Changes coming to federal Fisheries regulations could mean that some property owners will be able to expand or build close to water that does not support aquatic life.

Changes coming to federal Fisheries regulations could mean that some property owners will be able to expand or build close to water that does not support aquatic life.

Last month, Federal Fisheries Minister Keith Ashfield announced the government's plans to amend the Fisheries Act and related policy that currently governs "all bodies of water where fish live -- or could live."

 

Currently, a 30-metre set back is required from any water, regardless of whether or not it has or has ever had any fish.
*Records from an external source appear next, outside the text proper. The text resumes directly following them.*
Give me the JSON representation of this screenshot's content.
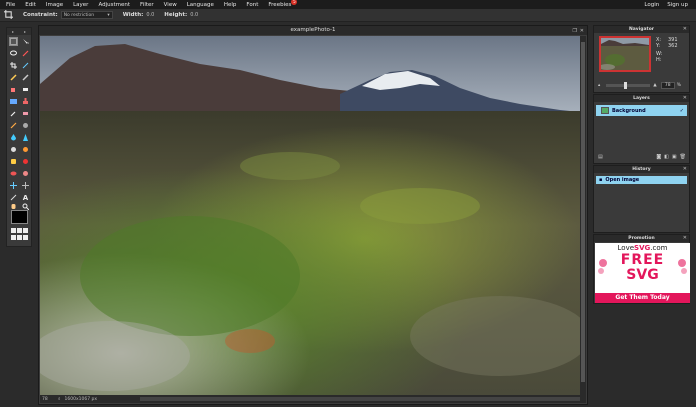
{
  "menu": {
    "items": [
      "File",
      "Edit",
      "Image",
      "Layer",
      "Adjustment",
      "Filter",
      "View",
      "Language",
      "Help",
      "Font",
      "Freebies"
    ],
    "freebies_badge": "5",
    "right": [
      "Login",
      "Sign up"
    ]
  },
  "options": {
    "constraint_label": "Constraint:",
    "constraint_value": "No restriction",
    "width_label": "Width:",
    "width_value": "0.0",
    "height_label": "Height:",
    "height_value": "0.0"
  },
  "canvas": {
    "title": "examplePhoto-1",
    "status_zoom": "78",
    "status_size": "1600x1067 px"
  },
  "navigator": {
    "title": "Navigator",
    "x_label": "X:",
    "x_value": "391",
    "y_label": "Y:",
    "y_value": "362",
    "w_label": "W:",
    "h_label": "H:",
    "zoom_value": "78",
    "zoom_unit": "%"
  },
  "layers": {
    "title": "Layers",
    "items": [
      {
        "label": "Background"
      }
    ]
  },
  "history": {
    "title": "History",
    "items": [
      {
        "label": "Open image"
      }
    ]
  },
  "promotion": {
    "title": "Promotion",
    "brand_prefix": "Love",
    "brand_mid": "SVG",
    "brand_suffix": ".com",
    "line1": "FREE",
    "line2": "SVG",
    "cta": "Get Them Today"
  },
  "colors": {
    "accent_selection": "#8fd3f0",
    "promo_pink": "#e3165b",
    "foreground": "#000000"
  }
}
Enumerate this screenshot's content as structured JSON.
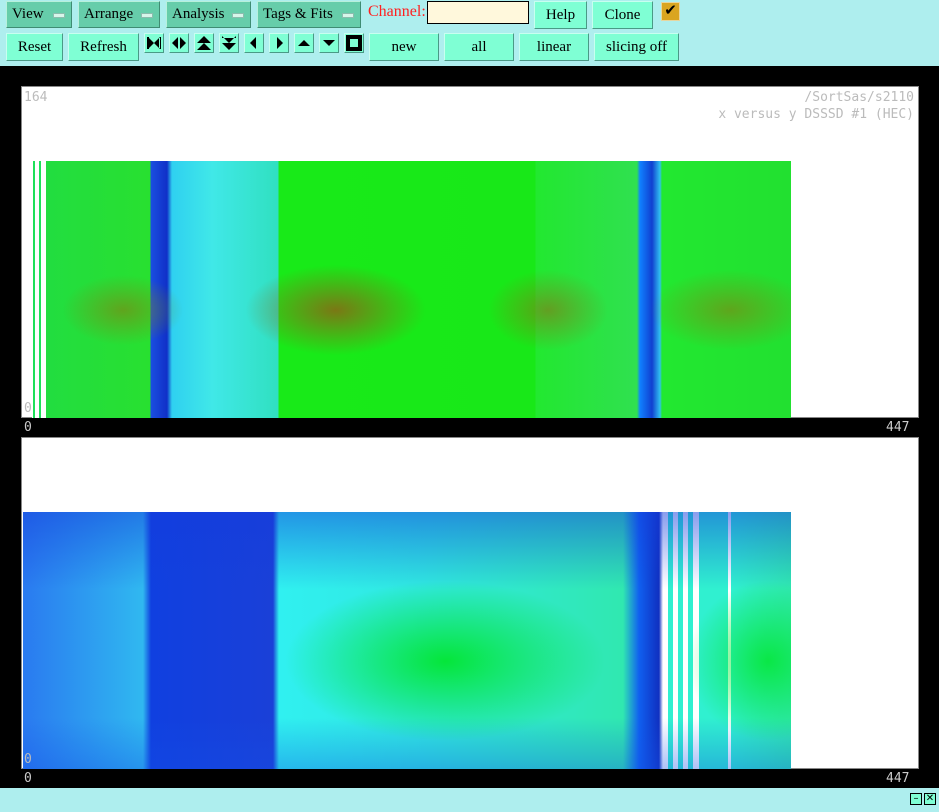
{
  "toolbar": {
    "menus": [
      "View",
      "Arrange",
      "Analysis",
      "Tags & Fits"
    ],
    "channel_label": "Channel:",
    "channel_value": "",
    "help": "Help",
    "clone": "Clone",
    "reset": "Reset",
    "refresh": "Refresh",
    "icons": [
      "expand-horizontal-icon",
      "contract-horizontal-icon",
      "expand-vertical-icon",
      "contract-vertical-icon",
      "left-icon",
      "right-icon",
      "up-icon",
      "down-icon",
      "full-view-icon"
    ],
    "new": "new",
    "all": "all",
    "scale": "linear",
    "slicing": "slicing off",
    "checkbox_checked": true
  },
  "panel1": {
    "ymax": "164",
    "ymin": "0",
    "path": "/SortSas/s2110",
    "title": "x versus y DSSSD #1 (HEC)",
    "xmin": "0",
    "xmax": "447"
  },
  "panel2": {
    "ymin": "0",
    "xmin": "0",
    "xmax": "447"
  },
  "bottom": {
    "minimize": "–",
    "close": "✕"
  }
}
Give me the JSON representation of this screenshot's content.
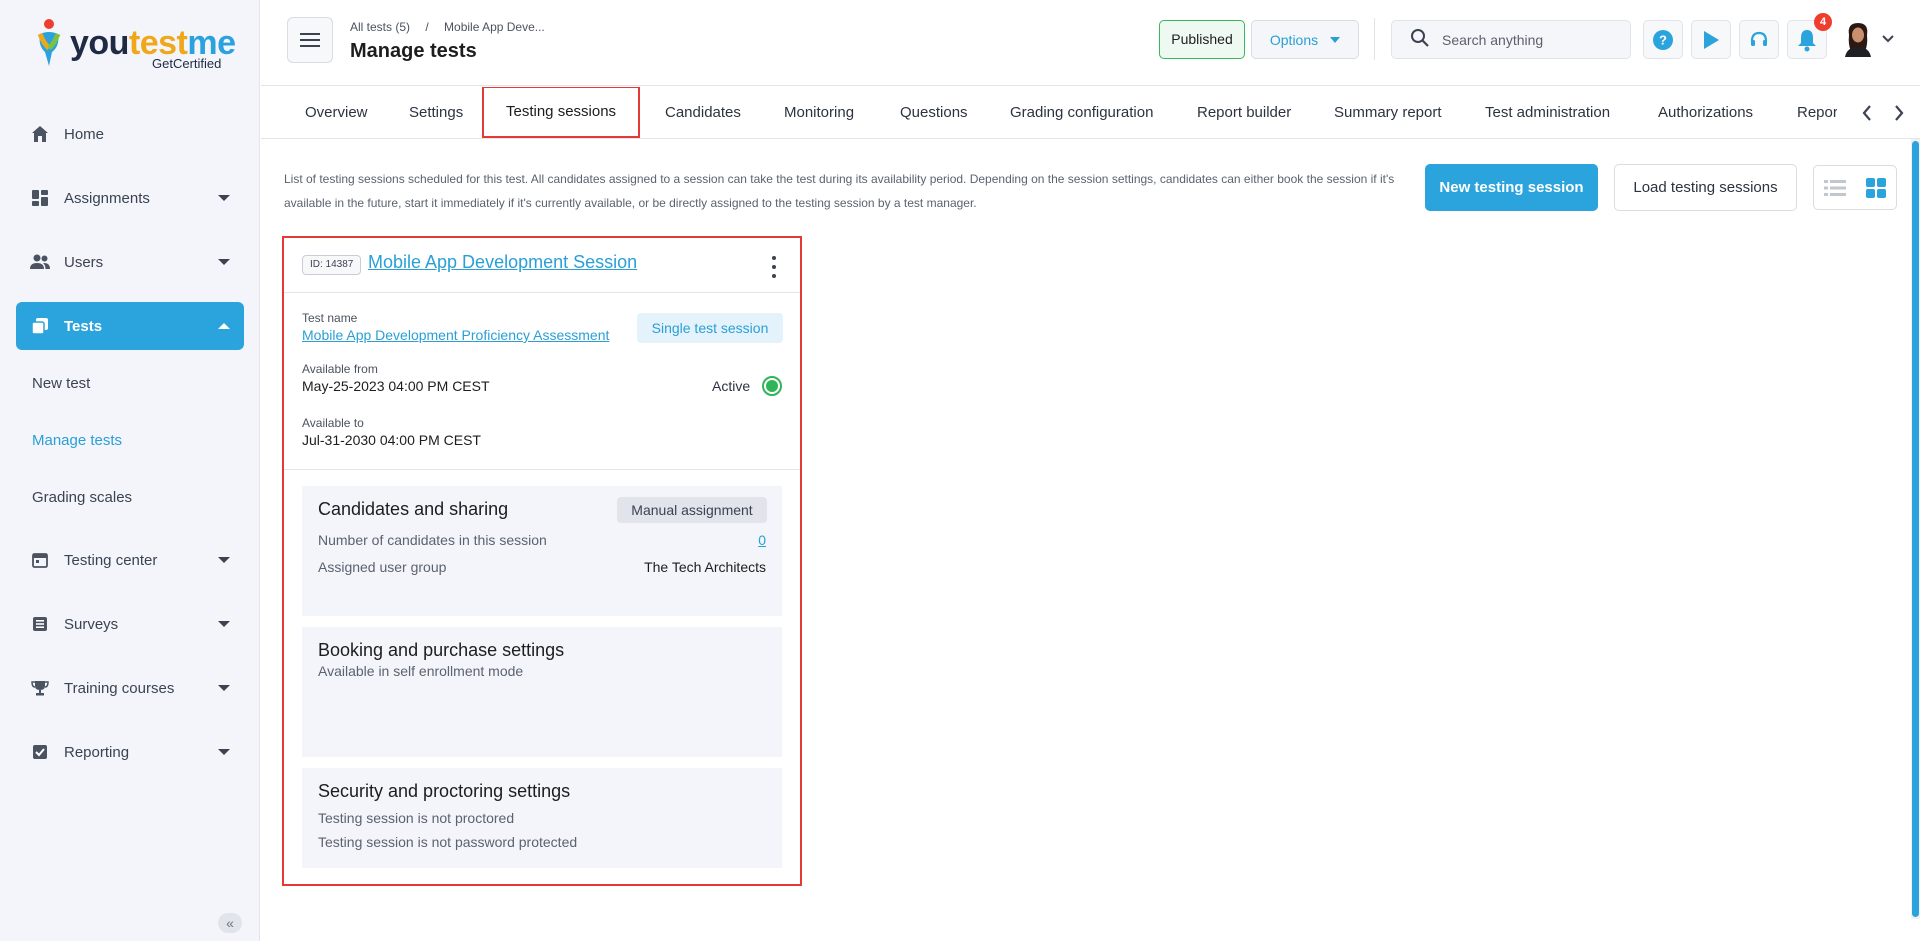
{
  "logo": {
    "word_a": "you",
    "word_b": "test",
    "word_c": "me",
    "tagline": "GetCertified"
  },
  "sidebar": {
    "items": [
      {
        "label": "Home",
        "icon": "home-icon"
      },
      {
        "label": "Assignments",
        "icon": "dashboard-icon"
      },
      {
        "label": "Users",
        "icon": "users-icon"
      },
      {
        "label": "Tests",
        "icon": "copy-icon"
      },
      {
        "label": "Testing center",
        "icon": "calendar-icon"
      },
      {
        "label": "Surveys",
        "icon": "list-icon"
      },
      {
        "label": "Training courses",
        "icon": "trophy-icon"
      },
      {
        "label": "Reporting",
        "icon": "report-icon"
      }
    ],
    "sub_items": [
      "New test",
      "Manage tests",
      "Grading scales"
    ],
    "collapse_label": "«"
  },
  "header": {
    "breadcrumb": [
      "All tests (5)",
      "/",
      "Mobile App Deve..."
    ],
    "title": "Manage tests",
    "published_label": "Published",
    "options_label": "Options",
    "search_placeholder": "Search anything",
    "notification_count": "4"
  },
  "tabs": [
    "Overview",
    "Settings",
    "Testing sessions",
    "Candidates",
    "Monitoring",
    "Questions",
    "Grading configuration",
    "Report builder",
    "Summary report",
    "Test administration",
    "Authorizations",
    "Repor"
  ],
  "content": {
    "description": "List of testing sessions scheduled for this test. All candidates assigned to a session can take the test during its availability period. Depending on the session settings, candidates can either book the session if it's available in the future, start it immediately if it's currently available, or be directly assigned to the testing session by a test manager.",
    "new_session_label": "New testing session",
    "load_sessions_label": "Load testing sessions"
  },
  "session": {
    "id_label": "ID: 14387",
    "title": "Mobile App Development Session",
    "test_name_label": "Test name",
    "test_name": "Mobile App Development Proficiency Assessment",
    "session_type": "Single test session",
    "available_from_label": "Available from",
    "available_from": "May-25-2023 04:00 PM CEST",
    "status": "Active",
    "available_to_label": "Available to",
    "available_to": "Jul-31-2030 04:00 PM CEST",
    "candidates_section": {
      "title": "Candidates and sharing",
      "badge": "Manual assignment",
      "count_label": "Number of candidates in this session",
      "count": "0",
      "group_label": "Assigned user group",
      "group": "The Tech Architects"
    },
    "booking_section": {
      "title": "Booking and purchase settings",
      "line1": "Available in self enrollment mode"
    },
    "security_section": {
      "title": "Security and proctoring settings",
      "line1": "Testing session is not proctored",
      "line2": "Testing session is not password protected"
    }
  },
  "colors": {
    "accent": "#2ba3dc",
    "highlight": "#e53935",
    "active_status": "#2fb457",
    "badge": "#ef3d2e"
  }
}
B.C. farmers who protested in front of the federal Department of Fisheries and Oceans (DFO) headquarters in downtown Vancouver in April, are among the voices that led to the change. At the protest, farmers told of digging ditches to drain their land, only to be told by the DFO that they can no longer farm within 30 metres of those ditches because they are regarded as potential fish habitat. Some were forbidden from dredging their own ditches, leading to floods on their property and hurting their ability to graze cattle and grow crops, farmers said.

Proximity to a dormant old irrigation channel can also mean that if the current property ever burnt down it can never be replaced if it is less than 30 metres from the ditch.

Under the current Federal Fisheries Act, no distinction is drawn between oceans, lakes, and rivers that support fish and small bodies of water. To prove a ditch does not contain fish can be a lengthy and costly affair. "In order to prove an absence of fish, the entire length must be sampled for fish since water flowing into fish habitat are also subject to [regulations]", according to the current standard.

A meandering, dormant ditch bisecting a building lot, therefore, can make the land nearly worthless because of setbacks totaling 60 metres.

"That does not make sense to us, and frankly we don't think it makes sense to the majority of Canadians," Ashfield said.